One of the issues with chasing hard things is that they tend to dominate our vision. I’ve written before how you can’t take the Pain Train to Pleasuretown—how an over-emphasis on suffering winds up dictating the geography of your inner world.

I want to be clear that I think that the skills of mental resilience are really important. Just like strength is really important. However, if I use that strength my swing every door the wrong way, I may not have a strength reserve for higher ROI tasks.

Willpower is the same thing What I am ultimately advocating for is the development of mental resilience BUT also a real intentionality in how it’s used.

As an experiment, I am currently working on a kettlebell challenge that I personally consider to be very hard. This is something I’ve completed before by completely leaning into mental toughness. The achievement for me was meaningful but the experience sucked. This time, I want to see if I can get to a place where the work always, always feels doable and I am never suffering.

Some people might interpret that as being soft. Ok. Yet, we have to recognize that the suffering piece is largely a mental construct. It is a lens. So, I don’t wear that lens.
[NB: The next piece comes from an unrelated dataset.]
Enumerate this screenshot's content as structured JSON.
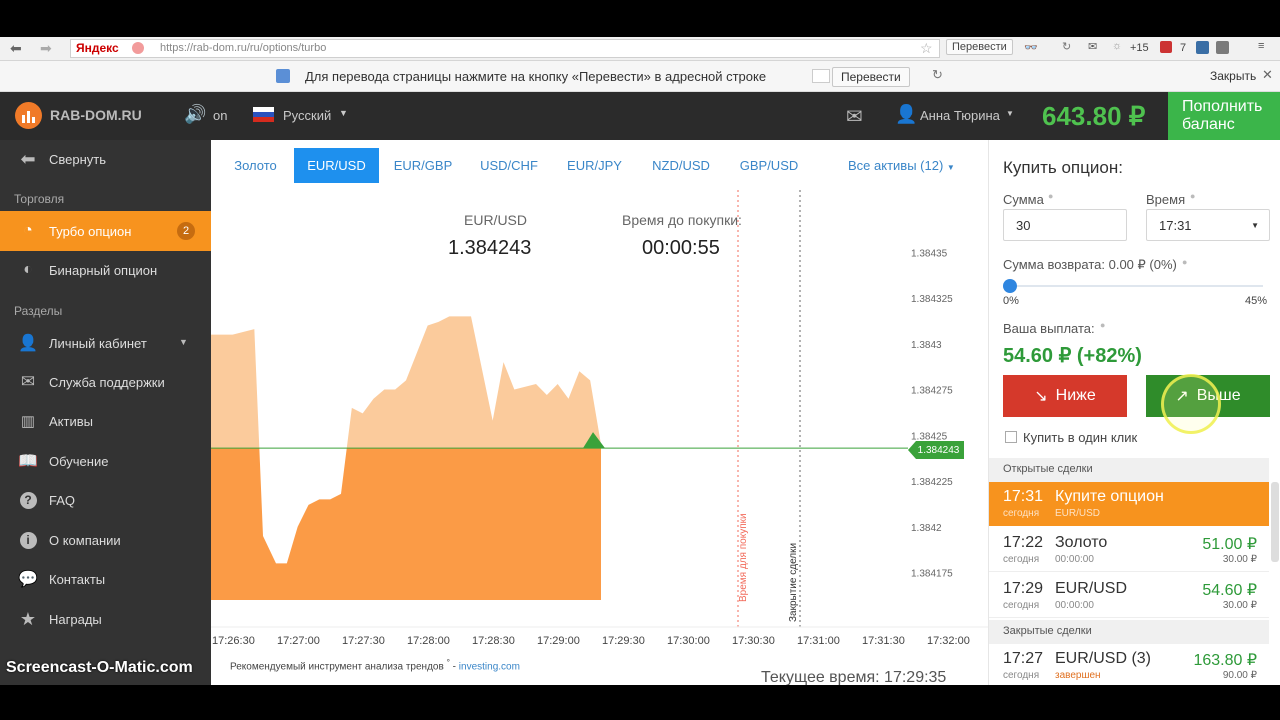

Has that made me less tough? Actually, I’ve found that I can perform harder and harder things with a relaxed state of mind. I recently had a training session that felt… Wait for it… Fine. Not easy; just not horrible. It was a milestone, though, because I delivered a level of work that I had never been able to do before without looking like I had just swallowed broken glass. Same physiological experience; different emotional experience. And guess what? I can still dig in if I have to… I just don’t have to as much. That strength is in reserve.

There are two related concepts that I want to unpack here.

  1. Your Circle of Control This is the academic version of the Serenity Prayer. It describes the stuff that you have true control over in your life.

Your circle of control is the stuff you can influence—to greater or lesser degrees—but can’t definitively call the shots on.

Then there’s everything else. Like the time it takes you to get from Point A to Point B in rush hour.

  1. Your internal locus of control This is what you perceive yourself as having agency over. It may not correlate to reality. People who blame externalities for their problems often miss the parts that they have control over. So, they will typically have a smaller internal locus of control. The things they perceive as having control over may actually be less than the reality. This is the classic situation where someone says, “I was driving along and all of a sudden, a tree jumped up and hit my car!” As if they were just a bystander and not actually driving the car. Take it to the extreme and you produce learned helplessness. I suppose it can go the other way too. You can perceive yourself as having more control over a situation than you actually do. Like, oh I don’t know… Bum rushing the US Capitol in order to change the results of an election. This is, of course, a totally made-up example. Willpower can be rigid One of the drawbacks of a willpower-focused strategy is that it can focus on what’s hard, rather than the best use of your abilities and control. To be clear, if you’ve never truly worked hard at something and finally pull that lever, the results will probably be transformative. Working hard actually will take a lot people further than working smart. But there are diminishing returns. From my perspective, the goal is to work sustainably hard (in other words, to avoid burnout) and combine that with the leverage point of working smart. You need both to do great things. Smart, to me, means using the least effort in the most places. And the most effort in the places where it really makes a difference. This is where skill development and habits come in. To illustrate the difference between these approaches, I made you a cute little infographic.

As you might have guessed from the images at top, the goal here is for your internal locus of control to grow to match your actual reality—or at least its potential. Yes—that’s one final but important point. This piece is more malleable than you might expect. 1% improvement is a powerful phenomenon.